Ceasar concluded with a discussion of Trump’s policies—which are, he said, largely conservative. He noted Trump’s deregulations, his decrease of federally-owned lands, his repeal of Obamacare. But, he said, “Trump doesn’t think or operate like a conservative politician.” “He mostly operates in the realm outside of ideas—by instincts,” he said. But his policies, he argued, are still conservative. “And so far, despite all prediction, he has not shown himself to be an actual authoritarian.”

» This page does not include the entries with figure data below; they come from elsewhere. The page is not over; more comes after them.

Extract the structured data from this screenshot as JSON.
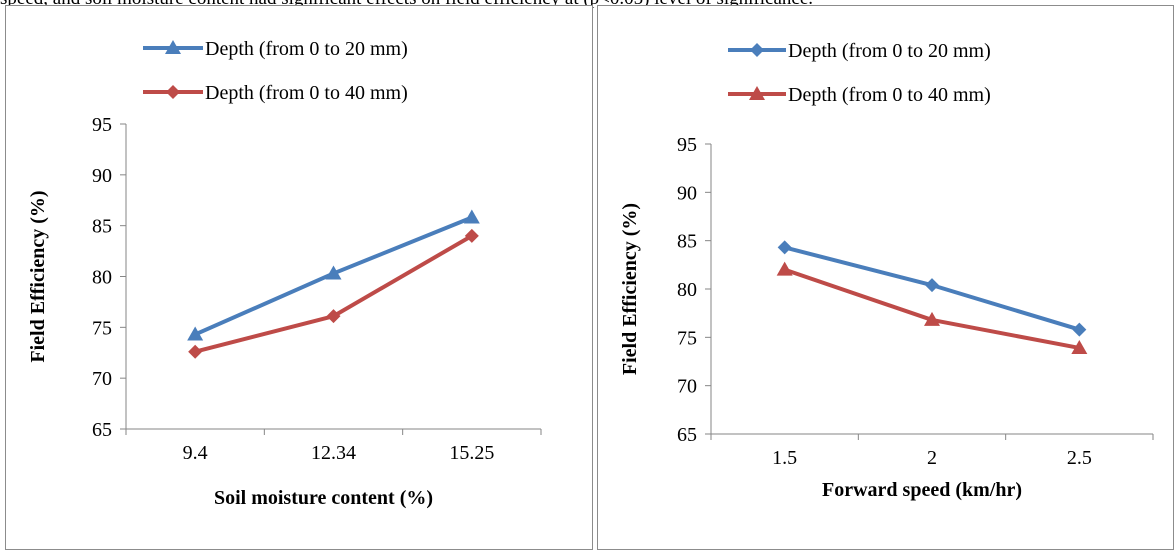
{
  "header_text": "speed, and soil moisture content had significant effects on field efficiency at (p<0.05) level of significance.",
  "colors": {
    "blue": "#4a7ebb",
    "red": "#be4b48",
    "axis": "#868686"
  },
  "chart_data": [
    {
      "type": "line",
      "xlabel": "Soil moisture content (%)",
      "ylabel": "Field Efficiency (%)",
      "categories": [
        "9.4",
        "12.34",
        "15.25"
      ],
      "yticks": [
        "65",
        "70",
        "75",
        "80",
        "85",
        "90",
        "95"
      ],
      "ylim": [
        65,
        95
      ],
      "grid": false,
      "legend_position": "top",
      "series": [
        {
          "name": "Depth (from 0 to 20 mm)",
          "values": [
            74.3,
            80.3,
            85.8
          ],
          "color": "#4a7ebb",
          "marker": "triangle"
        },
        {
          "name": "Depth (from 0 to 40 mm)",
          "values": [
            72.6,
            76.1,
            84.0
          ],
          "color": "#be4b48",
          "marker": "diamond"
        }
      ]
    },
    {
      "type": "line",
      "xlabel": "Forward speed (km/hr)",
      "ylabel": "Field Efficiency (%)",
      "categories": [
        "1.5",
        "2",
        "2.5"
      ],
      "yticks": [
        "65",
        "70",
        "75",
        "80",
        "85",
        "90",
        "95"
      ],
      "ylim": [
        65,
        95
      ],
      "grid": false,
      "legend_position": "top",
      "series": [
        {
          "name": "Depth (from 0 to 20 mm)",
          "values": [
            84.3,
            80.4,
            75.8
          ],
          "color": "#4a7ebb",
          "marker": "diamond"
        },
        {
          "name": "Depth (from 0 to 40 mm)",
          "values": [
            82.0,
            76.8,
            73.9
          ],
          "color": "#be4b48",
          "marker": "triangle"
        }
      ]
    }
  ]
}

The panel concluded with a question-and-answer session with the audience. The session touched on topics around the spectrum of what was discussed during the panelists’ remarks, including whether conservatives should take jobs in the Trump White House, whether the Republican party is salvageable, and what it might mean for intellectual conservatives to engage with the Republican or Trump base in good faith.
The panel came at an important moment for high-brow American conservatism as it continues to reckon with the challenges and controversy brought about by Trump’s administration. As many of the panelists noted, conservative intellectuals have come to understand that they did not fully apprehend the Republican Party that many of them were so instrumental in building.